Crowley owes an apology
Angel Castillo Jr.It is not often that you can demonstrate factually that a pro-Obama member of the national media has publicly shown bias while trying to help the president get re-elected. Tuesday night's presidential debate provided such an opportunity.
Published: October 19, 2012
Published: October 19, 2012
I am referring to CNN's Washington-based chief political correspondent, Candy Crowley, the moderator for the second nationally televised debate between President Barack Obama and his GOP rival Mitt Romney.
Crowley, 63, pre-emptorily supported Obama's blatant lie that he had labeled the brutal attack on U.S. facilities in Benghazi, Libya, as a terrorist attack the very next day. While doing so, she "corrected" Romney, who had stated — truthfully — that Obama had waited a long time before acknowledging the true terrorist nature of the attack.
As everyone knows by now, last month, on the anniversary of the Sept. 11, 2001 attacks, a heavily armed group of terrorists attacked the under-protected U.S. diplomatic building in Benghazi. The American ambassador to Libya, Christopher J. Stevens, and three other Americans were killed.
The Obama Administration, which had refused repeated requests to beef up security in Benghazi, immediately tried to contend that the attack was a "spontaneous protest" related to the infamous anti-Islam video "Innocence of Muslims."
The reason for the administration's knowingly false statements was political.
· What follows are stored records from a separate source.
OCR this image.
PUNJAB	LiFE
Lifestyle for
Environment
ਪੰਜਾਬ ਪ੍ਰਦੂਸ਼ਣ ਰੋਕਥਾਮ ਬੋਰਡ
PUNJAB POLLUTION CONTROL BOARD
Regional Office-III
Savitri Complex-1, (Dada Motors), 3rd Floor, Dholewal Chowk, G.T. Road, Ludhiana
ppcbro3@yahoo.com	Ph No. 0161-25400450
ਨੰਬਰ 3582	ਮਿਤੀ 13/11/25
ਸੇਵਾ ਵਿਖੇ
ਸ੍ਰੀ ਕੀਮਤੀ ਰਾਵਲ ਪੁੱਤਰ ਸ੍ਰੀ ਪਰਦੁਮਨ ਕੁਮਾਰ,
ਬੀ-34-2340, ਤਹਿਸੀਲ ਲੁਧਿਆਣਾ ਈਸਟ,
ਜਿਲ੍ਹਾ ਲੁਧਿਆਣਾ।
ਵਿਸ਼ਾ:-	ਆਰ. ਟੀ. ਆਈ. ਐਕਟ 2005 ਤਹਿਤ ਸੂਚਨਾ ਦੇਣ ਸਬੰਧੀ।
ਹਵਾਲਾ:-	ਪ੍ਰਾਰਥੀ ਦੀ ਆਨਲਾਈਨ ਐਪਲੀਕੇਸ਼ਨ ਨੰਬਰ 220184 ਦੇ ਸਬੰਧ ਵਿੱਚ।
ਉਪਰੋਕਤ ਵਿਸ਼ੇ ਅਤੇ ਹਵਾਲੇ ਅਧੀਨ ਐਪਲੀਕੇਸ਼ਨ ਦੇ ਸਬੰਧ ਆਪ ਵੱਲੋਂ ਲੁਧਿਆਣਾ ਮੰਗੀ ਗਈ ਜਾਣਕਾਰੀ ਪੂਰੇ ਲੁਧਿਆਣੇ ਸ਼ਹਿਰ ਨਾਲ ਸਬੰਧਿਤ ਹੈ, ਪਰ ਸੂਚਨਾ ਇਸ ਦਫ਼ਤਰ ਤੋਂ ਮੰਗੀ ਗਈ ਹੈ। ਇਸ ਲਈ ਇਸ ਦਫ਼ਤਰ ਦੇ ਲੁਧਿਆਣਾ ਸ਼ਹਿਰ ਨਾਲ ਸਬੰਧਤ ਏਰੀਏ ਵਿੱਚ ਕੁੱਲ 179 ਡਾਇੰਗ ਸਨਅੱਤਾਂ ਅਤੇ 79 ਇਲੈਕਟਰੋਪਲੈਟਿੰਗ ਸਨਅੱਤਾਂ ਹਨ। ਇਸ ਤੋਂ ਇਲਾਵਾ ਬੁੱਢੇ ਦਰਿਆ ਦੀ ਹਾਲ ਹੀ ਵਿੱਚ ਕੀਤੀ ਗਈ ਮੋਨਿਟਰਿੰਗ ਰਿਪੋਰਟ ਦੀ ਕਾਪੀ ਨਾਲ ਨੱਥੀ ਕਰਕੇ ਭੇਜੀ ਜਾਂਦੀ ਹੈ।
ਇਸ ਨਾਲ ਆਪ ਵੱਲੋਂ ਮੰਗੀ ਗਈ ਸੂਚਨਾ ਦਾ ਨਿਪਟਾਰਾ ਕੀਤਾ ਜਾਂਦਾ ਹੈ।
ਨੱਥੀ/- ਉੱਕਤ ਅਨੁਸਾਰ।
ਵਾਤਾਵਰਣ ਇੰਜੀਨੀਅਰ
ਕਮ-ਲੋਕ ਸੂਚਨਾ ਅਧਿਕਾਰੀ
Admitting that a successful terrorist attack against a U.S. facility had taken place in Benghazi would contradict the Obama re-election campaign's false narrative that the president has successfully decimated Al-Qaida and its affiliates.
Romney said of the Benghazi attack that "It was a terrorist attack and it took a long time for that to be told to the American people."
Crowley, who interrupted Romney 28 times and Obama 9, interrupted Romney at that time and asked Obama to respond.
The president then said, "The day after the attack … I stood in the Rose Garden and I told the American people … that this was an act of terror."
CROWLEY: It — it — it — he did in fact, sir. So let me — let me call it an act of terror …
OBAMA: Can you say that a little louder, Candy?
CROWLEY: He — he did call it an act of terror.
Obama's five-and-a-half minute Rose Garden statement on Sept. 12 is available online at whitehouse.gov.
The only time the president used the word "terror" that day was when he was discussing the commemoration of the events of Sept. 11, 2001. "No acts of terror will ever shake the resolve of this great nation, alter that character, or eclipse the light of the values that we stand for," he said.
In short, Obama flat out lied during the debate. Romney was 100 percent right, and Crowley told the millions of viewers watching that it was the other way around.
Of course, whether Crowley was an honest and impartial moderator may depend on what the meaning of "terror" is. Or of "truth."